A soma destes gastos públicos e de consumo reduz a poupança interna norte-americana, que se torna insuficiente para bancar o investimento nos Estados Unidos e acaba ampliando ainda mais o déficit comercial, o que traz ainda mais dólares e faz com que o sistema financeiro do país siga crescendo, estimulando cada vez mais o consumo e os gastos públicos. Portanto, este também é um mecanismo que se realimenta, em um círculo vicioso.

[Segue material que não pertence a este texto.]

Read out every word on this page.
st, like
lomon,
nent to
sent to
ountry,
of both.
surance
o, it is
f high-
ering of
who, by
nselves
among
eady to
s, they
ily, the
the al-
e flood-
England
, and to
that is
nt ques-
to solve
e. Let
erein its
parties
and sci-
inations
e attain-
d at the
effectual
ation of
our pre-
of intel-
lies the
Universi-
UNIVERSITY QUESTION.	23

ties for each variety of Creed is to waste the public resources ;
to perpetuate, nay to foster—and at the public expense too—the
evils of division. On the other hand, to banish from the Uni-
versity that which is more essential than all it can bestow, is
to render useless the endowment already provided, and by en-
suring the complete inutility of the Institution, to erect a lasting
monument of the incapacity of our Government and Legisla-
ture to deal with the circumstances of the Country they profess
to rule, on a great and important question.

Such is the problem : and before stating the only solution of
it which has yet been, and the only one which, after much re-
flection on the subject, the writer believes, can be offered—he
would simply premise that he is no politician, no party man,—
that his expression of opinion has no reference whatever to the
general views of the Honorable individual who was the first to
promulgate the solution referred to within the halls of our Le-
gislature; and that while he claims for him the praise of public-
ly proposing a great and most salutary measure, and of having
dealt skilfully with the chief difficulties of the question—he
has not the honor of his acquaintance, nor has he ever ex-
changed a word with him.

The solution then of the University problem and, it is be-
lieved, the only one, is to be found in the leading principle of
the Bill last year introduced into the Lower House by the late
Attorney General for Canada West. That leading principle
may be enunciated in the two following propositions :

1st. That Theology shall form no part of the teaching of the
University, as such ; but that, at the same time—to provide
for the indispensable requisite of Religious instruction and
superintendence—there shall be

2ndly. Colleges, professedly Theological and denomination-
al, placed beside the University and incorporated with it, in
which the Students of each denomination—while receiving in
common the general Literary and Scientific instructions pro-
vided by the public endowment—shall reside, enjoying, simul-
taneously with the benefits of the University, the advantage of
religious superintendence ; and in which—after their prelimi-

Desta forma, a economia norte-americana está presa a desequilíbrios que se reforçam em círculos viciosos, que dificultam muito uma correção de rumo. A questão é que estes círculos viciosos produzem outros desequilíbrios que envolvem a economia mundial, pois existe uma contrapartida global para este afluxo de dólares em direção aos Estados Unidos. Esta contrapartida tem sua origem em países da Ásia que vêm crescendo também há mais ou menos trinta anos, juntamente com países exportadores de petróleo, que constituem um grupo de países que não dispõem de sistemas financeiros com capacidade para reciclar os dólares que acumulam em suas reservas internacionais.
Sem conseguir absorver os dólares gerados pelo déficit comercial norte-americano (que alimenta os superávits destes países), e com o dólar ocupando a posição privilegiada de moeda global, países superavitários e empresas destes países buscam refúgio em ativos norte-americanos e, assim, têm propiciado não apenas o desenvolvimento do sistema financeiro dos Estados Unidos, mas também do sistema financeiro global.
A expansão das finanças globais, por intermédio dos grandes bancos internacionais está diretamente associada à reciclagem dos dólares acumulados pelos países e empresas superavitários, juntamente com o crescimento do comércio global que o déficit comercial dos Estados Unidos vem alimentando, pois, além de favorecer a aplicação financeira de não residentes naquele país, os grandes bancos internacionais também facilitam as transações comerciais.
Isto significa que não apenas as finanças nos Estados Unidos são vulneráveis em relação ao déficit comercial do país, mas também as finanças globais. Evidentemente, isto deve ser preocupação, em particular, de países que apresentam alto grau de endividamento em relação ao seu próprio PIB, como é o caso de alguns países do sul da União Europeia. Contudo, todos os países estão sujeitos a enfrentar dificuldades na rolagem de suas dívidas, caso as finanças globais sejam afetadas.
De onde virá o sinal de alerta? As duas grandes crises dos últimos cem anos, a Grande Depressão de 1929 e a Grande Recessão de 2008 começaram nos Estados Unidos. Se os desequilíbrios na economia dos Estados Unidos levarem a uma crise, ela vai contaminar o resto da economia mundial, com consequências muito graves.